As members began to vote on the motion, one of the technical shortcomings of holding an online conference became clear - a last-minute amendment was still being submitted. Clearly standing orders should provide deadlines for late amendments to avoid this confusion. The motion was passed with 97% in favour.

The final motion, on the upcoming NEC elections, provoked a heated, though largely ill-informed, debate. Comrade Werkmann explained how the change in the voting system was an attack on the left. Two years ago, under first-past-the-post rules, the ‘left’ slate won all nine seats. This time, if the ‘single transferable vote’ system is used, at least three seats will go to the rightwing slate. But the new method does open up new opportunities, in that it may be possible for candidates opposing the witch-hunt to win seats on the NEC. Two points were clear: the corrupt and undemocratic method of imposing a slate on the left by the Centre Left Grassroots Alliance was no longer viable; and any potential ‘left’ slate that included Jon Lansman would be treated with contempt. The motion offered support to those candidates who backed LAW on NEC openness and accountability, a radical reform of the disciplinary system, a review of all suspensions and expulsions, rejection of the IHRA ‘definition’ of anti-Semitism and rejection of the Board of Deputies’ 10 pledges.
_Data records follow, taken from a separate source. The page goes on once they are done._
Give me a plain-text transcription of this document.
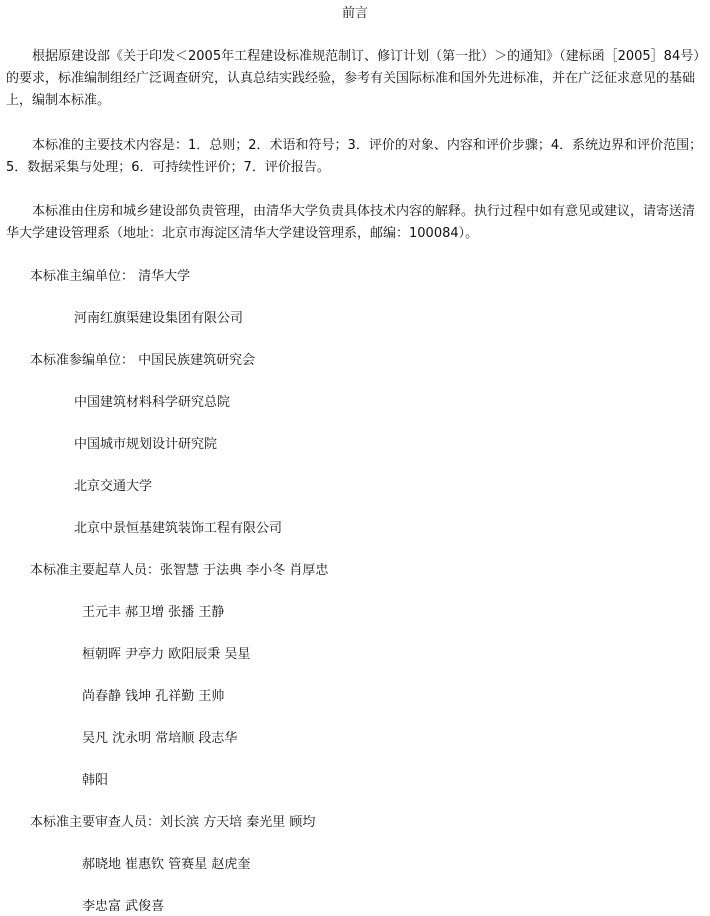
前言
根据原建设部《关于印发＜2005年工程建设标准规范制订、修订计划（第一批）＞的通知》（建标函［2005］84号）的要求，标准编制组经广泛调查研究，认真总结实践经验，参考有关国际标准和国外先进标准，并在广泛征求意见的基础上，编制本标准。
本标准的主要技术内容是：1．总则；2．术语和符号；3．评价的对象、内容和评价步骤；4．系统边界和评价范围；5．数据采集与处理；6．可持续性评价；7．评价报告。
本标准由住房和城乡建设部负责管理，由清华大学负责具体技术内容的解释。执行过程中如有意见或建议，请寄送清华大学建设管理系（地址：北京市海淀区清华大学建设管理系，邮编：100084）。
本标准主编单位： 清华大学
河南红旗渠建设集团有限公司
本标准参编单位： 中国民族建筑研究会
中国建筑材料科学研究总院
中国城市规划设计研究院
北京交通大学
北京中景恒基建筑装饰工程有限公司
本标准主要起草人员：张智慧 于法典 李小冬 肖厚忠
王元丰 郝卫增 张播 王静
桓朝晖 尹亭力 欧阳辰秉 吴星
尚春静 钱坤 孔祥勤 王帅
吴凡 沈永明 常培顺 段志华
韩阳
本标准主要审查人员：刘长滨 方天培 秦光里 顾均
郝晓地 崔惠钦 管赛星 赵虎奎
李忠富 武俊喜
In the debate we heard calls to back candidates who did not openly support LAW and in favour of a broad slate, including ‘lefts’ complicit in the witch-hunt. It became apparent that some members did not understand how STV works, and others have been so conditioned to voting for ‘lesser evils’ that they were unable to imagine genuine left candidates. The misplaced desire for a single ‘united left slate’ still exerts a mental hold on many. The likelihood is that there will be many ‘left’ slates, with different groups promoting their ‘first preferences’ based on the politics of the candidates. That still permits deals for lower-preference places. Again, when it came to the vote, the motion and three minor amendments were all carried overwhelmingly.

The final task of the day was to elect a new steering committee, and it will not surprise you to learn that all seven candidates were elected unopposed. Labour Against the Witchhunt will have its work cut out in the coming months – let us hope these conference decisions can guide that work.